Since the two Democrats, and their surrogates, are currently stuck in neutral (which is to Clinton’s advantage since she’s a much dirtier pol than Obama), even some bored Democrats in the media are giving McCain advice on whom to pick as his running mate. The New Yorker’s Hendrik Hertzberg, a longtime lefty journalist (with a period in the penalty box writing speeches for Jimmy Carter, of all people) was quite jaunty in his March 17 “Comment” about the most advantageous choice for McCain. Although Hertzberg is perhaps the 887th pundit to note “the manifold signs of a perfect Democratic storm this year,” he claims McCain is an “enviable position” right now. I think he’s goofing around, but lets take the bait, as he writes: “This space is usually devoted to pristine moral reasoning, but, hell, it’s an election year. Let’s get down and dirty. If McCain really wants to have it all… then he can avail himself of a highly interesting [vice presidential] option: Condoleezza Rice.”

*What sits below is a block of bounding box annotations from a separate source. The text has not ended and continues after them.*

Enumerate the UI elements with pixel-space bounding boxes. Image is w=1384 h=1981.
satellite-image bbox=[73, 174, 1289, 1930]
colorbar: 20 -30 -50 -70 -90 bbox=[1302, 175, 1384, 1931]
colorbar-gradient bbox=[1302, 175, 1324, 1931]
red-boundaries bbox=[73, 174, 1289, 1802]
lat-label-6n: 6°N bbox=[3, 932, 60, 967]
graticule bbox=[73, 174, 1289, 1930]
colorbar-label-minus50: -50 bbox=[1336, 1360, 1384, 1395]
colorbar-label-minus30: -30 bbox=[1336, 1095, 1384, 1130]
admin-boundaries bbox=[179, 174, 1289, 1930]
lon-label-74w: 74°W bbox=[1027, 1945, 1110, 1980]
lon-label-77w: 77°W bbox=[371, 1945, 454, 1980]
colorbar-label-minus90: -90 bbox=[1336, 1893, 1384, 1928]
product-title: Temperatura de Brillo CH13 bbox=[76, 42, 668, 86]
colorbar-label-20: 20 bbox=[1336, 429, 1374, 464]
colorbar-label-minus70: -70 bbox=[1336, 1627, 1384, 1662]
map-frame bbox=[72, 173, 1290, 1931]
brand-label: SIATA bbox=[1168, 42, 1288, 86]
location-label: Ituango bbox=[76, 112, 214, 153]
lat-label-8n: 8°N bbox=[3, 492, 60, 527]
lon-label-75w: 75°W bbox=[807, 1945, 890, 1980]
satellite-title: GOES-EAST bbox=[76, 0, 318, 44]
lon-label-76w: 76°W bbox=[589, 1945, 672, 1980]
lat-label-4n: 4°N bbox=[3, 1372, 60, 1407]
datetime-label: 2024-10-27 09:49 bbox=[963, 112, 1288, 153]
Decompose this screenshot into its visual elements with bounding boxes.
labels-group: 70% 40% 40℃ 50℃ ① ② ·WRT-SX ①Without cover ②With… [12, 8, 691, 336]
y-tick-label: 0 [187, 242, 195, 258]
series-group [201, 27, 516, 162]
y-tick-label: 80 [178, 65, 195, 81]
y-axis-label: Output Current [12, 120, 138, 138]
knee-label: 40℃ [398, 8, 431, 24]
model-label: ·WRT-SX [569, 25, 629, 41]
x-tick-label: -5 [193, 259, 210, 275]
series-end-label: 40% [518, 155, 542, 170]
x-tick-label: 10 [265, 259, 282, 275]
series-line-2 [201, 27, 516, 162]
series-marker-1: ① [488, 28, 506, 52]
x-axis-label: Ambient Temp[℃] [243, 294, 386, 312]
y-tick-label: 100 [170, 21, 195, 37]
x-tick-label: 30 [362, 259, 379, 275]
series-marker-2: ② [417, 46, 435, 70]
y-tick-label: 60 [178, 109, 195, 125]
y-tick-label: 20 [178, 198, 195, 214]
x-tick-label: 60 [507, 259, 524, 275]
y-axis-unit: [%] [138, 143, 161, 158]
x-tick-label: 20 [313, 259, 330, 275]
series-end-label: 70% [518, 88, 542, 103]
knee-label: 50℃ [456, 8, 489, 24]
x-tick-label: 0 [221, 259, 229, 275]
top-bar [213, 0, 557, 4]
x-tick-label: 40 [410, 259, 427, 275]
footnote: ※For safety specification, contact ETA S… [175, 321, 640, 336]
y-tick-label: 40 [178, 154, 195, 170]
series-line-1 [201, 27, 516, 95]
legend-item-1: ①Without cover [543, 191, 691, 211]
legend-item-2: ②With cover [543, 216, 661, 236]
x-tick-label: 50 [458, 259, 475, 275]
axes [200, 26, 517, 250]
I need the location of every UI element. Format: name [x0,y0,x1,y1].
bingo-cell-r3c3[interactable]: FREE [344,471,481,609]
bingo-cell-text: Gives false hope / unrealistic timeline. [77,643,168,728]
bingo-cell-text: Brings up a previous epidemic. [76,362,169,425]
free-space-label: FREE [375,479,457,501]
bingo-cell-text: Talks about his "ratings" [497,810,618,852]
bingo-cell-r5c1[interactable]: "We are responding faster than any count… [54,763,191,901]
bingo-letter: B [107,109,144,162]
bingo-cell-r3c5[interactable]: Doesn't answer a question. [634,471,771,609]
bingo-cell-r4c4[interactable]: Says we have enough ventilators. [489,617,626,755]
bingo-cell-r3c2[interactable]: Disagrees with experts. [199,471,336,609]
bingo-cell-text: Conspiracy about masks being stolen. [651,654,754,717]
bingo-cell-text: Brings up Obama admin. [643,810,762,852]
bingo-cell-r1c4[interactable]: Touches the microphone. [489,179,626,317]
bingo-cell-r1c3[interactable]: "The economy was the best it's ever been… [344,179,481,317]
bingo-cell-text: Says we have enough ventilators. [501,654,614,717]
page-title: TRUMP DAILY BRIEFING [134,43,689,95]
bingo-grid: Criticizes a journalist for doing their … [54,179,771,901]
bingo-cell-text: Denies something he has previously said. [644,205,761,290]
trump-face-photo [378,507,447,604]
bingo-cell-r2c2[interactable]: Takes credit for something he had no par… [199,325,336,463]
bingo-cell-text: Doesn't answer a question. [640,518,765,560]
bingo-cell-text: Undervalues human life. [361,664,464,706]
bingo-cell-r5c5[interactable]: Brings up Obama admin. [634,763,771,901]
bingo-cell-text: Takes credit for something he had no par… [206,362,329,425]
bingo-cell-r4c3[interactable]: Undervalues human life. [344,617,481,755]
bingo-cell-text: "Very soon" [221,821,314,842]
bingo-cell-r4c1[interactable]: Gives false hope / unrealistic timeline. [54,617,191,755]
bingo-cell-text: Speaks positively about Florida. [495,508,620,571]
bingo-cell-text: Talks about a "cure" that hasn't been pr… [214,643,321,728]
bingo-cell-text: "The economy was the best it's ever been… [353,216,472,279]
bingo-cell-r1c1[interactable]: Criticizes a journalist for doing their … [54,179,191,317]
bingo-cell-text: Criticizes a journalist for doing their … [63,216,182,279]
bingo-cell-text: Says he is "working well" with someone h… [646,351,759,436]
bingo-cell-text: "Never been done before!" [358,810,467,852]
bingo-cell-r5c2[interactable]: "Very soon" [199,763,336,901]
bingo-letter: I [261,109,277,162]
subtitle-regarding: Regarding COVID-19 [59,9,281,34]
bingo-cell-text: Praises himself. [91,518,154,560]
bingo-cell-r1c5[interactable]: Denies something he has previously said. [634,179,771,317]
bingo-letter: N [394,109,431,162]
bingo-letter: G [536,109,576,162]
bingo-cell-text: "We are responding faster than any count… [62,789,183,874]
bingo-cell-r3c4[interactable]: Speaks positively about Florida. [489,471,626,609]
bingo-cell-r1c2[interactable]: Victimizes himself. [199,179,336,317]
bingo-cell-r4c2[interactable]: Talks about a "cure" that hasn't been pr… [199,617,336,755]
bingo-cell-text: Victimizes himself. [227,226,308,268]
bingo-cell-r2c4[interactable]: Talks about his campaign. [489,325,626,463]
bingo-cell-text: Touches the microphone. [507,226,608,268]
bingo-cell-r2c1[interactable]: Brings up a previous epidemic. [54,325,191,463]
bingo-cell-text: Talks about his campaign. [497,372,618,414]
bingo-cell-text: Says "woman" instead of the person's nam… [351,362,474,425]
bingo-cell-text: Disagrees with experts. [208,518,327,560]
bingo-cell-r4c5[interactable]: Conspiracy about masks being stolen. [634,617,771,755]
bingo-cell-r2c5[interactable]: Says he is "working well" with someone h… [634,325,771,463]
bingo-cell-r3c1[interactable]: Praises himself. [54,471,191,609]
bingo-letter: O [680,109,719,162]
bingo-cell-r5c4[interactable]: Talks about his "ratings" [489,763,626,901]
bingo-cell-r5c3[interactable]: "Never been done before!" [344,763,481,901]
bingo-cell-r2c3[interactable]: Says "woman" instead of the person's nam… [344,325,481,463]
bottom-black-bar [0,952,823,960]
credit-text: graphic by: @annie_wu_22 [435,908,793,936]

Hertzberg, perhaps fearing a deadlocked Democratic convention that leaves the party disillusioned and angry, can only hope McCain would make such a mistake. In fairness, Hertzberg’s argument isn’t entirely facetious: at face value, a GOP ticket of two white guys won’t capture the mantra of “change” competing against the Democrats’ historic presidential nomination of a charismatic black man or woman. But Rice, inextricably linked with Bush, who’s never held elective office and is single, would be a desperate example of tokenism. It’d be swell if the GOP did have a compelling black or female veep possibility, but Elizabeth Dole and Kay Bailey Hutchinson (ludicrously suggested by some) don’t conjure up images of Margaret Thatcher. Had Maryland’s Michael Steele prevailed in his ’06 senate race against Ben Cardin, he’d be an inspiring number two for McCain. But he didn’t, so scratch him off the list.
Bobby Jindal, the popular new governor of Louisiana, has attracted some attention as well, and, in an ideal political universe he’d make a lot of sense. Jindal has the endorsement of conservative writer James P. Lucier, who recently gushed in The American Spectator: “Mr. Jindal can balance the ticket. At 36, he has the accomplishments you would expect at 47. Mr. Obama, at 47, has the accomplishments you would expect at 36.” Lucier claims that, as the son of immigrants from India, who converted to Roman Catholicism in high school, Jindal would appeal to minorities across the country.
Maybe, but probably not. The politics of Louisiana are very strange—not to disparage Jindal, who gives all indications of being an excellent public servant—and not reflective of the Deep South as a whole, a region where McCain can’t afford to lose a single state. Pardon the indelicacy, but a certain percentage of Southerners—in fact, Americans in general—can’t abide either an African- or Indian-American given access to a tremendous amount of power. And besides, the fact that Jindal’s not yet 40 could be as big as a detriment as McCain’s age of 71.
McCain doesn’t need to be cute about his running mate. South Carolina’s Sen. Mark Sanford is a conservative who’d help quell the GOP’s doubts about the “maverick” who inexplicably won the presidential nomination. Tim Pawlenty, governor of Minnesota, might actually put some upper Midwest blue states in play for McCain and he’s also young and popular within the party. Undoubtedly it rubs McCain the wrong way to be predictable—one can only hope that Sen. Joe Lieberman doesn’t get the nod—but with the odds against his victory already prohibitive he doesn’t have the luxury of creativity on this score.